Handheld screens will account for more than 20% of total video viewing minutes in the United States by 2025, according to a new report. Yet the majority of viewing on tablets and smartphones is currently in the home. Perhaps we need to think more about the context of viewing on personal screens rather than talking about mobile video as if it were a particular medium.
The report by Joel Espelien of TDG Research forecasts viewing trends from 2015 to 2025, based on device and distribution channel.
“The concept of ‘watching television’ is being redefined,” writes the author of the report, “transforming from a social medium characterized by groups of viewers sitting in front of the living room television, to an individual medium defined by solitary viewers watching programs on smaller, more personal devices such as tablets and smartphones.”
This transformation represents the replacement of mass-market broadcasting by personalized video apps, some of which are already generating half of their total video traffic from such devices.
According to TDG Research, the future of television is an app. As a result it suggests there will be a shift in viewing from legacy television platforms and personal computers to mobile video.
The report points to the strong personal relationship that people have with their mobile screens, which are attracting a growing share of total video viewing.
Currently, around 80% of video viewing on tablets and about 50% of that on smartphones takes place in the home. “It’s less about ‘mobile viewing’ as commonly imagined and more about the individualization and personalization of TV itself.”
It is notably only eight years since the announcement of the first Apple iPhone and less than five since the iPad was launched. As video becomes more widely available on smartphones and tablets, screen size and resolution continues to rise and the quality of video improves, it is not difficult to imagine viewing on them starting to replace a substantial amount of time watching the large screen in the living room, particularly among younger users.
The latest Ericsson Mobility Report forecasts that there will be a ten-fold growth in mobile video traffic between 2014 and 2020, when 55% of all mobile data traffic will be from video. At the end of 2014 it estimates there were around 7.1 billion mobile subscriptions. Around 1.3 billion smartphones were sold in 2014, accounting for three-quarters of all mobile phones sold. Around 40% of all mobile phone subscriptions are associated with smartphones, so there is still significant room for growth.
Although network operators are concerned about the growth of mobile video traffic, the majority of video viewing on these screens is likely to be delivered over Wi-Fi networks, from downloaded files or sideloaded storage.
According to Nielsen, in the third quarter of 2014 those aged 18-24 in the United States spent 1 hour 26 minutes a week watching video on the internet, compared to 17 hours 34 minutes a week watching traditional television. However on average they spent 9 hours and 40 minutes a week using apps on smartphones, of which 29 minutes was watching video.
Tablets and mobile devices now account for half of all requests for television programmes on the BBC iPlayer in the United Kingdom, with a quarter on personal computers and the rest on television devices.
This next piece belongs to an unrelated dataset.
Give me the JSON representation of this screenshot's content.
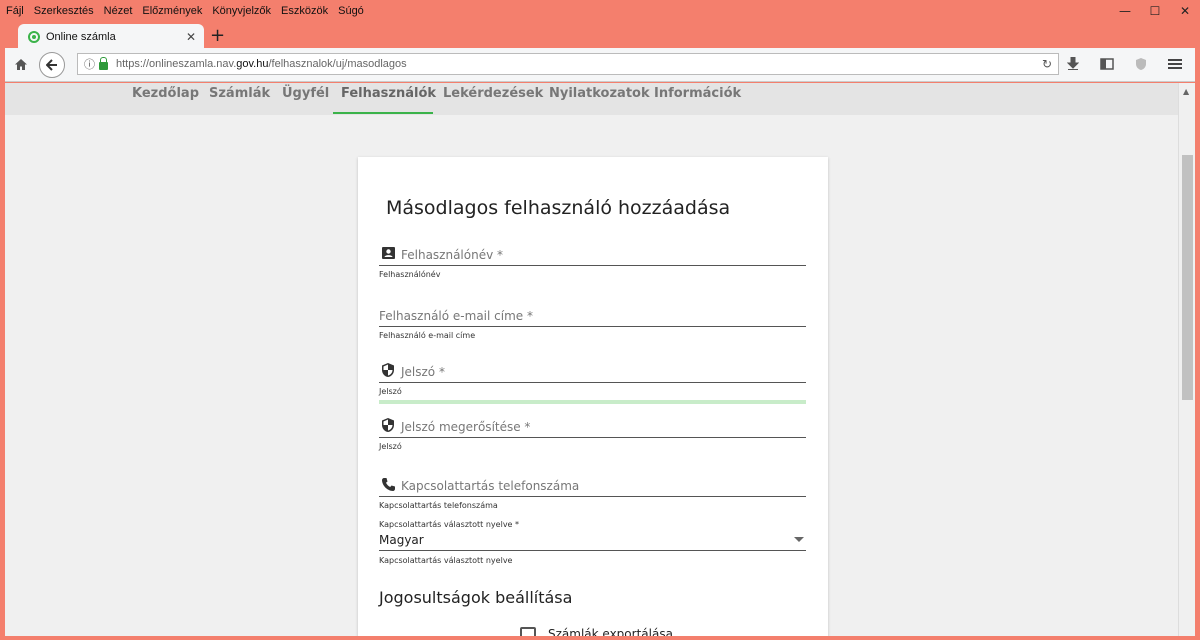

Even with a record 264 million requests in January, with episodes of some programmes receiving nearly two million requests, the iPlayer only accounts for a few per cent of total BBC television viewing.
Yet add to this viewing of other online services, including Netflix, YouTube, Facebook and others, and video on smaller screens is becoming increasingly important. It can no longer be characterised as ‘mobile video’ as if it is a particular medium, any more than one talks of mobile email or mobile radio.
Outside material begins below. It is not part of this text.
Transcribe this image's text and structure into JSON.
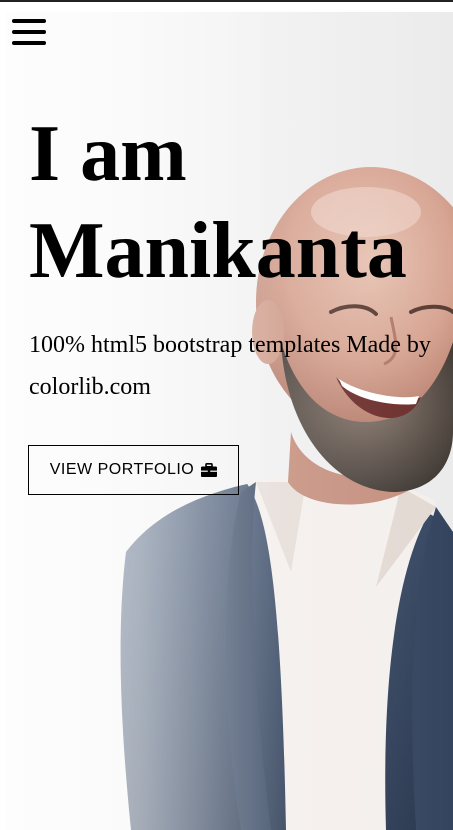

So, informitv agrees that video viewing on handheld screens will only continue to rise and that the result is a more personal, intimate viewing experience. This addresses certain viewing contexts or need states, although there will still be a role for the more social shared viewing experience of a larger screen.
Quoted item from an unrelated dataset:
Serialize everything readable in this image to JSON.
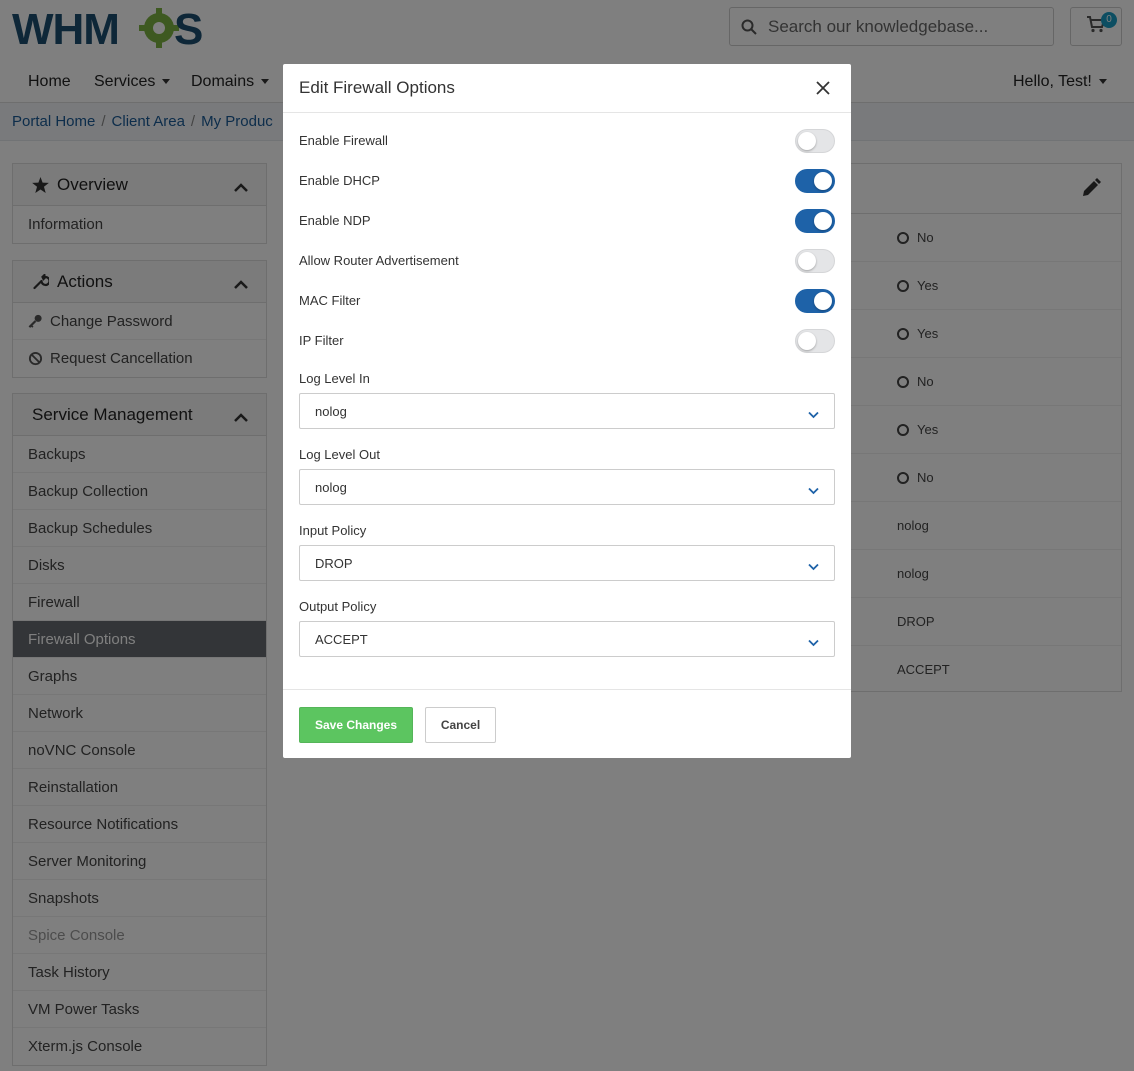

While some people seem to believe that bigger screens are better, and assume that watching in the living room will always be preferable, the quality of video that can be delivered to smaller screens continues to increase. Social factors may also play a part, such as age, family size, room size, or long commutes to work by public transport.
As a result, the proportion of viewing on personal screens may be even higher outside North America. Indeed, as a proportion of all viewing worldwide we expect it to be much more significant in the next decade. If anything, 20% represents a conservative estimate.
TV Gets Personal — Trends in Mobile Video Viewing, 2015-2025 is published by TDG. The Ericsson Mobility Report is available from Ericsson. The Total Audience Report is published by Nielsen.